Seksologi

Dr. Oka Negara, S.Ked, MBiomed, FIAS

Narkoba dan Fungsi Seksual

 Selasa, 05 Maret 2024, 15:32 WITA

beritabali.com/ist/Narkoba dan Fungsi Seksual

IKUTI BERITABALI.COM LAINNYA DI GOOGLE NEWS

Beritabali.com, Denpasar. 

Seorang laki-laki empat puluh tahun datang ke tempat praktek bertanya tentang bahaya dan hubungannya antara narkoba dengan kemampuan melakukan hubungan seksual, karena ada sahabatnya yang menawarkan menggunakan pil ekstasi untuk meningkatkan potensi seksual.

Apakah ini benar?

Banyak penelitian yang menjelaskan tidak ditemukan efek yang benar-benar positif dari penggunaan narkoba pada hubungan seksual.
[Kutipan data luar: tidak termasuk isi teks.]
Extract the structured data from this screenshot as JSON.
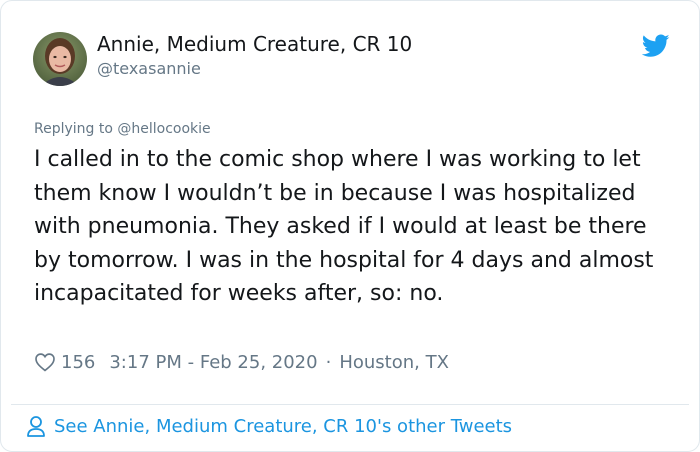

Kalaupun dirasakan ada, semua sifatnya adalah bukan efek pasti, tetapi justru karena efek dari karakter narkobanya semata. 

Pil ekstasi yang merupakan narkoba jenis stimulant, yang memberi efek membuat otak dipacu bekerja lebih dari semestinya, sehingga terkesan bahwa ada manfaat dalam meningkatkan potensi seksual. Padahal itu keliru, ibaratnya hanya dipacu sejenak dan menjadi lemah setelahnya.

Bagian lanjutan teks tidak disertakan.